In graph sketching, identifying the local and global extrema of a function provides insight into the highest or lowest points on a graph within a given interval. These extrema are classified as local maxima or minima when they are the highest or lowest points in their immediate vicinity.
To find these points for the function given, we begin by identifying the critical points where the derivative equals zero or is undefined. For the function \( f(x) = \frac{x}{(x-4)^2} \), the critical points occur at \( x = -4 \) and \( x = 4 \).

• At \( x = -4 \), evaluating \( f(x) \) leads us to a value of \(-\frac{1}{16}\), suggesting a global minimum.
• The function is undefined at \( x = 4 \), but the behavior of \( f(x) \) on either side implies no global extremum at this point, moving towards infinity in different directions as you approach from the left or the right. This undefined point often suggests a vertical asymptote rather than an extremum.

Inflection points highlight where the curvature of a graph changes direction – from concave up to concave down, or vice versa. To find these, we investigate the second derivative, which is derived from the first derivative.
For the function \( f(x) = \frac{x}{(x-4)^2} \), the second derivative \( f''(x) \), although complex, allows us to examine where it changes sign. These sign changes indicate potential inflection points.
Evaluating the changes in the function's graph behavior along intervals can help determine practical inflection points even amidst difficult calculations. Once identified, these points are indicative of the graph's shifting concave nature.
The challenge lies in computations; hence, often numerical or graphical methods are employed to verify these points and confirm changes in the graph’s curvature direction.

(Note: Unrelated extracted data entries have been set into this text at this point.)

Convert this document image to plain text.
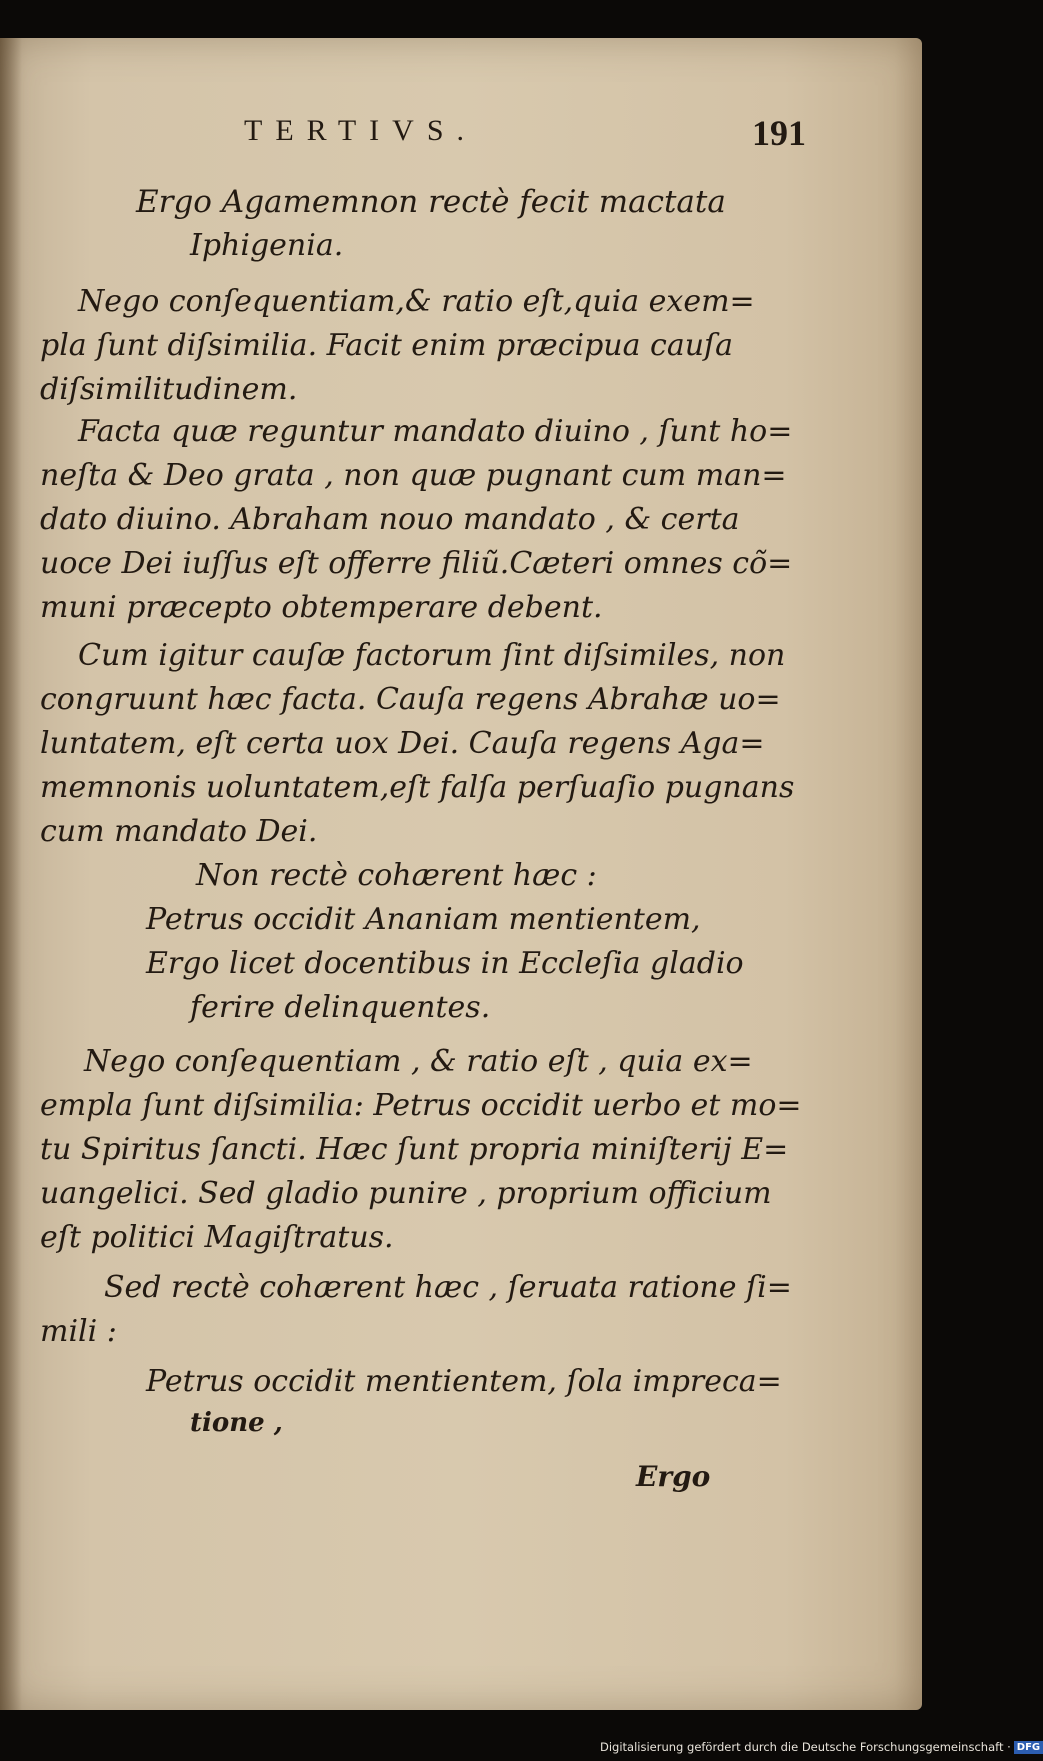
TERTIVS.	191
Ergo Agamemnon rectè fecit mactata
Iphigenia.
Nego conſequentiam,& ratio eſt,quia exem=
pla ſunt diſsimilia. Facit enim præcipua cauſa
diſsimilitudinem.
Facta quæ reguntur mandato diuino , ſunt ho=
neſta & Deo grata , non quæ pugnant cum man=
dato diuino. Abraham nouo mandato , & certa
uoce Dei iuſſus eſt offerre filiũ.Cæteri omnes cõ=
muni præcepto obtemperare debent.
Cum igitur cauſæ factorum ſint diſsimiles, non
congruunt hæc facta. Cauſa regens Abrahæ uo=
luntatem, eſt certa uox Dei. Cauſa regens Aga=
memnonis uoluntatem,eſt falſa perſuaſio pugnans
cum mandato Dei.
Non rectè cohærent hæc :
Petrus occidit Ananiam mentientem,
Ergo licet docentibus in Eccleſia gladio
ferire delinquentes.
Nego conſequentiam , & ratio eſt , quia ex=
empla ſunt diſsimilia: Petrus occidit uerbo et mo=
tu Spiritus ſancti. Hæc ſunt propria miniſterij E=
uangelici. Sed gladio punire , proprium officium
eſt politici Magiſtratus.
Sed rectè cohærent hæc , ſeruata ratione ſi=
mili :
Petrus occidit mentientem, ſola impreca=
tione ,
Ergo
Digitalisierung gefördert durch die Deutsche Forschungsgemeinschaft · DFG
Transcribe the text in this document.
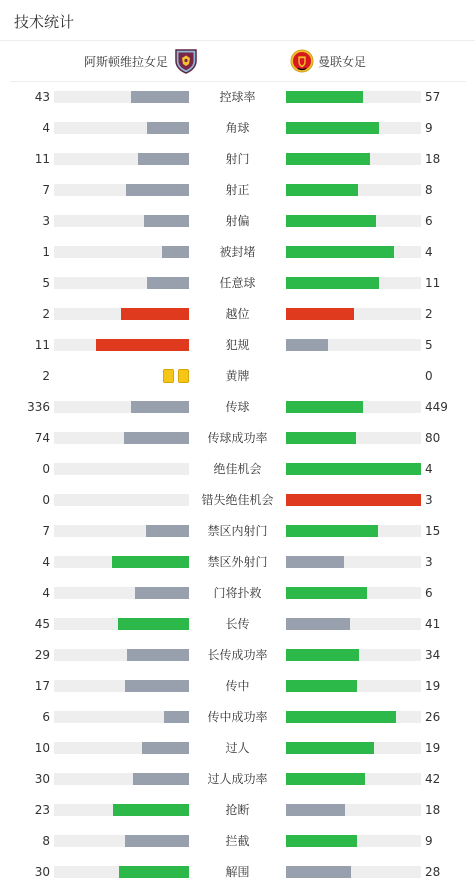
技术统计
阿斯顿维拉女足	曼联女足
43	控球率	57
4	角球	9
11	射门	18
7	射正	8
3	射偏	6
1	被封堵	4
5	任意球	11
2	越位	2
11	犯规	5
2	黄牌	0
336	传球	449
74	传球成功率	80
0	绝佳机会	4
0	错失绝佳机会	3
7	禁区内射门	15
4	禁区外射门	3
4	门将扑救	6
45	长传	41
29	长传成功率	34
17	传中	19
6	传中成功率	26
10	过人	19
30	过人成功率	42
23	抢断	18
8	拦截	9
30	解围	28
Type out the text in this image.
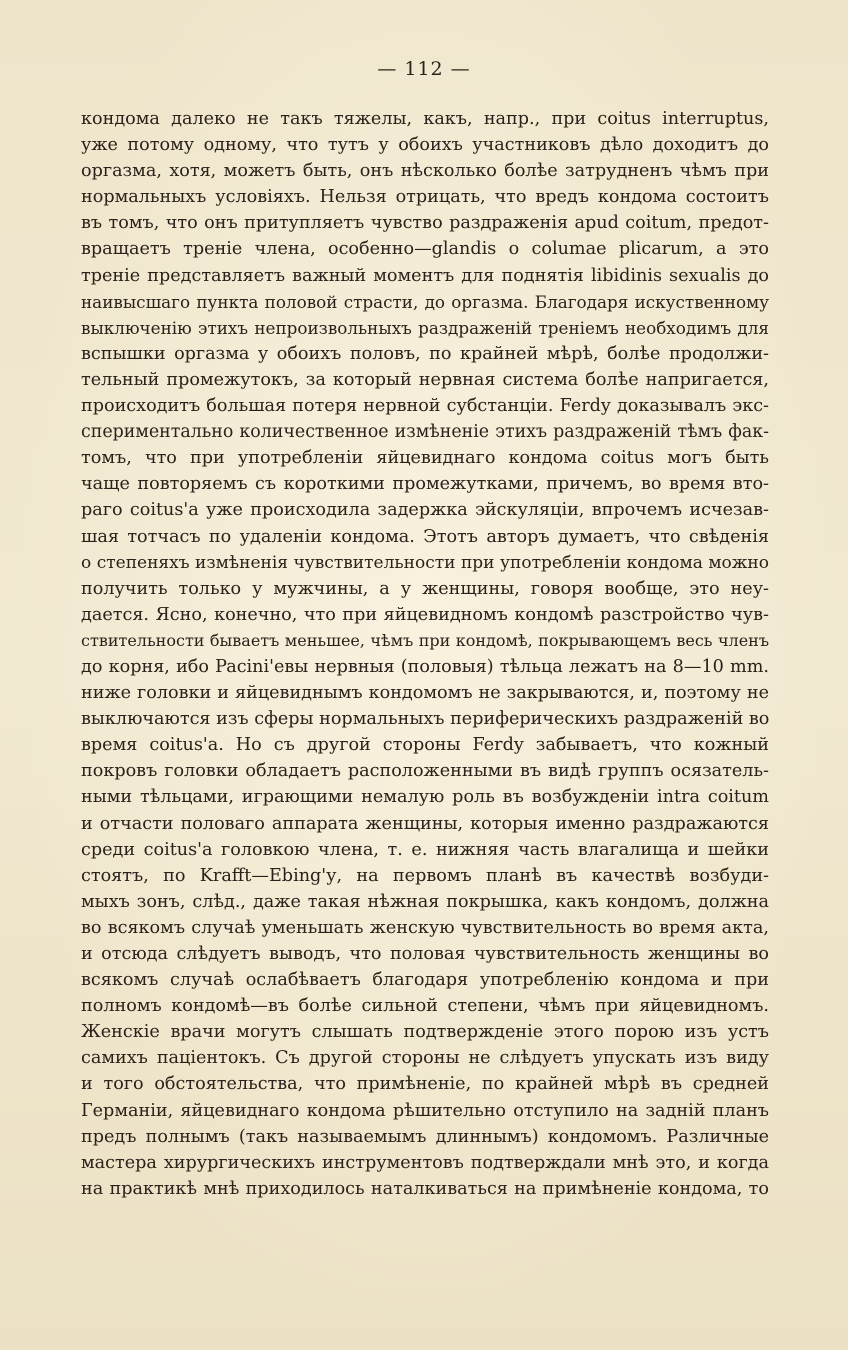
— 112 —
кондома далеко не такъ тяжелы, какъ, напр., при coitus interruptus,
уже потому одному, что тутъ у обоихъ участниковъ дѣло доходитъ до
оргазма, хотя, можетъ быть, онъ нѣсколько болѣе затрудненъ чѣмъ при
нормальныхъ условіяхъ. Нельзя отрицать, что вредъ кондома состоитъ
въ томъ, что онъ притупляетъ чувство раздраженія apud coitum, предот-
вращаетъ треніе члена, особенно—glandis o columae plicarum, а это
треніе представляетъ важный моментъ для поднятія libidinis sexualis до
наивысшаго пункта половой страсти, до оргазма. Благодаря искуственному
выключенію этихъ непроизвольныхъ раздраженій треніемъ необходимъ для
вспышки оргазма у обоихъ половъ, по крайней мѣрѣ, болѣе продолжи-
тельный промежутокъ, за который нервная система болѣе напригается,
происходитъ большая потеря нервной субстанціи. Ferdy доказывалъ экс-
спериментально количественное измѣненіе этихъ раздраженій тѣмъ фак-
томъ, что при употребленіи яйцевиднаго кондома coitus могъ быть
чаще повторяемъ съ короткими промежутками, причемъ, во время вто-
раго coitus'а уже происходила задержка эйскуляціи, впрочемъ исчезав-
шая тотчасъ по удаленіи кондома. Этотъ авторъ думаетъ, что свѣденія
о степеняхъ измѣненія чувствительности при употребленіи кондома можно
получить только у мужчины, а у женщины, говоря вообще, это неу-
дается. Ясно, конечно, что при яйцевидномъ кондомѣ разстройство чув-
ствительности бываетъ меньшее, чѣмъ при кондомѣ, покрывающемъ весь членъ
до корня, ибо Pacini'евы нервныя (половыя) тѣльца лежатъ на 8—10 mm.
ниже головки и яйцевиднымъ кондомомъ не закрываются, и, поэтому не
выключаются изъ сферы нормальныхъ периферическихъ раздраженій во
время coitus'а. Но съ другой стороны Ferdy забываетъ, что кожный
покровъ головки обладаетъ расположенными въ видѣ группъ осязатель-
ными тѣльцами, играющими немалую роль въ возбужденіи intra coitum
и отчасти половаго аппарата женщины, которыя именно раздражаются
среди coitus'а головкою члена, т. е. нижняя часть влагалища и шейки
стоятъ, по Krafft—Ebing'у, на первомъ планѣ въ качествѣ возбуди-
мыхъ зонъ, слѣд., даже такая нѣжная покрышка, какъ кондомъ, должна
во всякомъ случаѣ уменьшать женскую чувствительность во время акта,
и отсюда слѣдуетъ выводъ, что половая чувствительность женщины во
всякомъ случаѣ ослабѣваетъ благодаря употребленію кондома и при
полномъ кондомѣ—въ болѣе сильной степени, чѣмъ при яйцевидномъ.
Женскіе врачи могутъ слышать подтвержденіе этого порою изъ устъ
самихъ паціентокъ. Съ другой стороны не слѣдуетъ упускать изъ виду
и того обстоятельства, что примѣненіе, по крайней мѣрѣ въ средней
Германіи, яйцевиднаго кондома рѣшительно отступило на задній планъ
предъ полнымъ (такъ называемымъ длиннымъ) кондомомъ. Различные
мастера хирургическихъ инструментовъ подтверждали мнѣ это, и когда
на практикѣ мнѣ приходилось наталкиваться на примѣненіе кондома, то
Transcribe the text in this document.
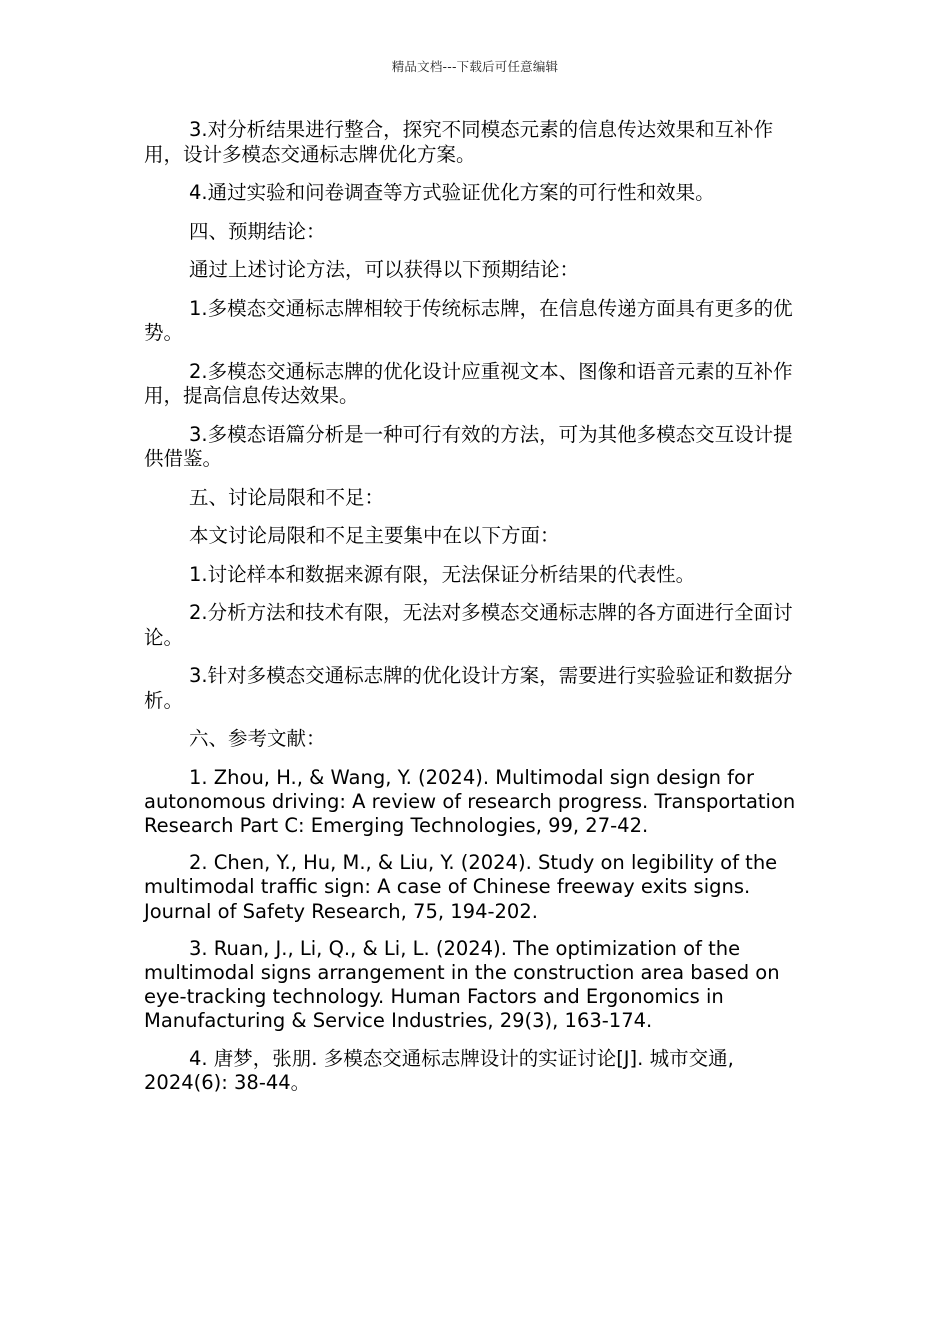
精品文档---下载后可任意编辑

3.对分析结果进行整合，探究不同模态元素的信息传达效果和互补作用，设计多模态交通标志牌优化方案。

4.通过实验和问卷调查等方式验证优化方案的可行性和效果。

四、预期结论：

通过上述讨论方法，可以获得以下预期结论：

1.多模态交通标志牌相较于传统标志牌，在信息传递方面具有更多的优势。

2.多模态交通标志牌的优化设计应重视文本、图像和语音元素的互补作用，提高信息传达效果。

3.多模态语篇分析是一种可行有效的方法，可为其他多模态交互设计提供借鉴。

五、讨论局限和不足：

本文讨论局限和不足主要集中在以下方面：

1.讨论样本和数据来源有限，无法保证分析结果的代表性。

2.分析方法和技术有限，无法对多模态交通标志牌的各方面进行全面讨论。

3.针对多模态交通标志牌的优化设计方案，需要进行实验验证和数据分析。

六、参考文献：

1. Zhou, H., & Wang, Y. (2024). Multimodal sign design for autonomous driving: A review of research progress. Transportation Research Part C: Emerging Technologies, 99, 27-42.

2. Chen, Y., Hu, M., & Liu, Y. (2024). Study on legibility of the multimodal traffic sign: A case of Chinese freeway exits signs. Journal of Safety Research, 75, 194-202.

3. Ruan, J., Li, Q., & Li, L. (2024). The optimization of the multimodal signs arrangement in the construction area based on eye-tracking technology. Human Factors and Ergonomics in Manufacturing & Service Industries, 29(3), 163-174.

4. 唐梦，张朋. 多模态交通标志牌设计的实证讨论[J]. 城市交通, 2024(6): 38-44。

The intervals of increase and decrease tell us where a function is trending upwards or downwards. This is essential for understanding overall graph behavior beyond isolated points. To determine these intervals, the first derivative is employed.
For the function \( f(x) = \frac{x}{(x-4)^2} \), the first derivative \( f'(x) = \frac{-x^2 + 16}{(x-4)^4} \) helps delineate these intervals:

• When \( f'(x) > 0 \), the function increases. This holds true for the interval \( x \in (-4, 4) \).
• Conversely, \( f'(x) < 0 \) indicates the function decreases outside this range, namely \( x < -4 \) and \( x > 4 \).

The process uses test points in the intervals to confirm when the derivative is positive or negative, ensuring a certain understanding of how the function behaves between critical points.

Asymptotes are lines that a graph approaches but never actually touches, indicating boundary behaviors for a function at specific points. These guide us on the limits of the function's behavior as it heads towards infinity or certain values.
For \( f(x) = \frac{x}{(x-4)^2} \), horizontal and vertical asymptotes are examined:

• The horizontal asymptote here is \( y = 0 \), which tends to be approached as \( x \to \pm \infty \).
• A vertical asymptote is found at \( x = 4 \), caused by division by zero as \( (x-4)^2 \to 0 \).

These asymptotic behaviors help to visualize the structural constraints within which the function operates. Recognizing them aids in grasping how the graph disperses and grows, completing the comprehensive understanding of function's graph behavior.